With Google in the game, the fight is on.  The grand prize is clear—tapping into the most lucrative advertising purchased by leading brands:

Today, global online brand advertising accounts for just $50 billion a year. Offline brand advertising, meanwhile, accounts for an estimated $500 billion.

But I doubt there will ever be any clear “winner” in this race.  Instead, we’re likely to see fierce competition and ongoing one-upsmanship over the coming decade (and beyond) for users, for user data, and for they ad dollars they bring, among a variety of paradigms for what the Internet of the future should look like.  Facebook has already started implementing its paradigm with  Connect (launched Dec. 2008) and  Open Stream API (launched April 2009):

Connect and Open Stream don’t just allow users to access their Facebook networks from anywhere online. They also help realize Facebook’s longtime vision of giving users a unique, Web-wide online profile. By linking Web activity to Facebook accounts, they begin to replace the largely anonymous “no one knows you’re a dog” version of online identity with one in which every action is tied to who users really are.

To hear Facebook executives tell it, this will make online interactions more meaningful and more personal…  But you don’t build a competitor to Google with people alone. You need data. And Connect and Open Stream are intended to make Facebook a much more powerful force for collecting user information. Any time someone logs in to a site that uses Connect or Open Stream, they give Facebook the right to keep track of any activity that happens there—potentially contributing tons more personal data to Facebook’s servers. Facebook Connect and Open Stream are also designed to make each user’s friend network, which belongs to Facebook, even more valuable and crucial to the Web experience. Together, they aim to put Facebook users’ social networks at the center of all they do online.

I, for one, think this competition will create enormous value for users by driving innovation that improves the usefulness of the Internet and increases the amount of funding available for an ever-greater, ever-richer torrent of “free” (ad-supported) content and services.  But if the Techno-Aquarians at PETD succeed in imposing regulatory mandates on the collection and use of online data through legislation or creeping regulation at the FTC, the Internet of the future won’t look all that different from the Internet of today: online content and services will continue to attract a small share of all ad dollars (just 7% in 2008), search engines will reap the bulk of that (42% in 2008), and most online content-publishers and service-providers will continue to get literally pennies per click while only a few are able to meet evolving standards of quality with purely ad-supported business models.

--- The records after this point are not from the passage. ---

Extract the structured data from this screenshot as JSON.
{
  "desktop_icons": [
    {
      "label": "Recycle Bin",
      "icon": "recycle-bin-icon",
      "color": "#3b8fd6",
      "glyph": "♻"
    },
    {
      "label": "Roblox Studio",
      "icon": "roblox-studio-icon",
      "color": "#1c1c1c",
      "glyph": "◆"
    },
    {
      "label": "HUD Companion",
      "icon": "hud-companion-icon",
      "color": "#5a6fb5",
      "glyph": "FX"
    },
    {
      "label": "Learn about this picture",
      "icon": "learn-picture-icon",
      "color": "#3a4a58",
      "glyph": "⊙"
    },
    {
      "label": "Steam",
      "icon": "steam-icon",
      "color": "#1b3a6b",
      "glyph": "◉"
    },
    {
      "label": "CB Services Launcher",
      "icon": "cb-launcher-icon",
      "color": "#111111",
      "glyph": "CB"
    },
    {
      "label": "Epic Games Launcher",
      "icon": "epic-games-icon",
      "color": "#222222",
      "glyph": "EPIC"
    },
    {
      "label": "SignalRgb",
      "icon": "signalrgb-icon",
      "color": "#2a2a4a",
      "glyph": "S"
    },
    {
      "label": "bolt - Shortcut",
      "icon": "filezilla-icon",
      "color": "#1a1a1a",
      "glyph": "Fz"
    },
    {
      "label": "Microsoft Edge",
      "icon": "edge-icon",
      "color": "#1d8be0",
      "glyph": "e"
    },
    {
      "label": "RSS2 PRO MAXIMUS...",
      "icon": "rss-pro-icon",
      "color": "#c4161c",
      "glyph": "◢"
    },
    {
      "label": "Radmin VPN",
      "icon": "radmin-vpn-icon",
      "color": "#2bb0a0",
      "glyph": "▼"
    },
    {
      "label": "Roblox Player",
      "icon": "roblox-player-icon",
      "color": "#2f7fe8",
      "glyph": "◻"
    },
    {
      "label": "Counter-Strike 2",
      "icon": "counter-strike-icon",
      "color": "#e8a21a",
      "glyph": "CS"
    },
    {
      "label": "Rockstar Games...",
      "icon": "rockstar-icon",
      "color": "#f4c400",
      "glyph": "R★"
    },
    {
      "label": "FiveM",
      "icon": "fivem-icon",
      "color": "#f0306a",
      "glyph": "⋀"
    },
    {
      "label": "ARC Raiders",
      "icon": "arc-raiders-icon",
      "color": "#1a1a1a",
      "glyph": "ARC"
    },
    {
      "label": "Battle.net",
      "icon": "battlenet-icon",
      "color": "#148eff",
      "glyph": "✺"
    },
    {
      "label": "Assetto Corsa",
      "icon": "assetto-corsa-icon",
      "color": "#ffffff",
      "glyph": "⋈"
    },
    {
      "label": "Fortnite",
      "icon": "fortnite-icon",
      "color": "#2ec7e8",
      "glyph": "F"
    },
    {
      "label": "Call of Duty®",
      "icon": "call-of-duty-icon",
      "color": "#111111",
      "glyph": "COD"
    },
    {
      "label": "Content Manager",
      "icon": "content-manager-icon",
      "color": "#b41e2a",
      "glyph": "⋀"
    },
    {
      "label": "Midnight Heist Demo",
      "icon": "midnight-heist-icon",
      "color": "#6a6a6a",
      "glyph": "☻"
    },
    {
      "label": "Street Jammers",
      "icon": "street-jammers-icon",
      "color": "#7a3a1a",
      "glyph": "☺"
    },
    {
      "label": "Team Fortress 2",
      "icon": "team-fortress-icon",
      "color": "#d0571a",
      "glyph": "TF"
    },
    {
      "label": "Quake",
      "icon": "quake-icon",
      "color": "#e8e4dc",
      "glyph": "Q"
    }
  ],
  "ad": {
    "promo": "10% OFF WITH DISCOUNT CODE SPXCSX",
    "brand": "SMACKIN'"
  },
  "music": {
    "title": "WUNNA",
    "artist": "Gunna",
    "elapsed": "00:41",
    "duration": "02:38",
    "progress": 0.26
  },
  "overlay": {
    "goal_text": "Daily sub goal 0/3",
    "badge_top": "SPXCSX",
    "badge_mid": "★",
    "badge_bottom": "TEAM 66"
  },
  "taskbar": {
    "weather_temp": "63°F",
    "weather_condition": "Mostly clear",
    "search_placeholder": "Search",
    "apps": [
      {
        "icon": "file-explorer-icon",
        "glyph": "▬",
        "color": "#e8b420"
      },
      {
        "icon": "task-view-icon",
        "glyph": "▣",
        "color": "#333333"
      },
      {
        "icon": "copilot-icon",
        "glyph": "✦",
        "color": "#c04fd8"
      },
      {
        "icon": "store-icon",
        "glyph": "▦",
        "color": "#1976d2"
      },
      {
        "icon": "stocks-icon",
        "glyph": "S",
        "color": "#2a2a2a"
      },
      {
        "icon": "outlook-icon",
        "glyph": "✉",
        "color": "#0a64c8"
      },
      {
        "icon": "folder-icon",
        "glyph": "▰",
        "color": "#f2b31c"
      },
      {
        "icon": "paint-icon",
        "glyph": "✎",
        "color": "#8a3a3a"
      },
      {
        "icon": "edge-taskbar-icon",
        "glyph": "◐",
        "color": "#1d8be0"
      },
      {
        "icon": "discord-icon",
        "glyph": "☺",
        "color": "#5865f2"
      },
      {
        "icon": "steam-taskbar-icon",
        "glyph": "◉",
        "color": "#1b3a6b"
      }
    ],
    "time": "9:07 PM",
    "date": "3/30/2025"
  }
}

Heaven forbid we should allow those who offer “free” content and services to extract… profit from the unwashed masses of helpless consumers who are either too stupid, too lazy or too ignorant to manage their own privacy, no matter how powerful the privacy management tools at their disposal! The better alternative is empower users to make their own decisions about privacy, rather than imposing top-down “Industrial Policy for the Internet” on the entire country through outright prohibitions or restrictive defaults concerning data collection and use for targeting advertising—as Adam and I have said:

The ideal state of affairs would be to create a system of tools and data disclosure practices that would empower each user to implement their personal privacy preferences while also recognizing the freedom of those who rely on advertising revenues to “condition the use of their products and services on disclosure of information”—not to mention the viewing of ads!

As Google and Facebook do battle with each other, Microsoft, Yahoo! and other upstart rivals as-yet-unknown, I only hope they all—particularly their government affairs departments—remember that their common enemy is the Techno-Aquarians who seek to impose their subjective preferences about privacy on everyone else, no matter the costs to innovation, consumers, culture or media. We’ll discuss these trade-offs at our upcoming PFF Capitol Hill Briefing on July 10.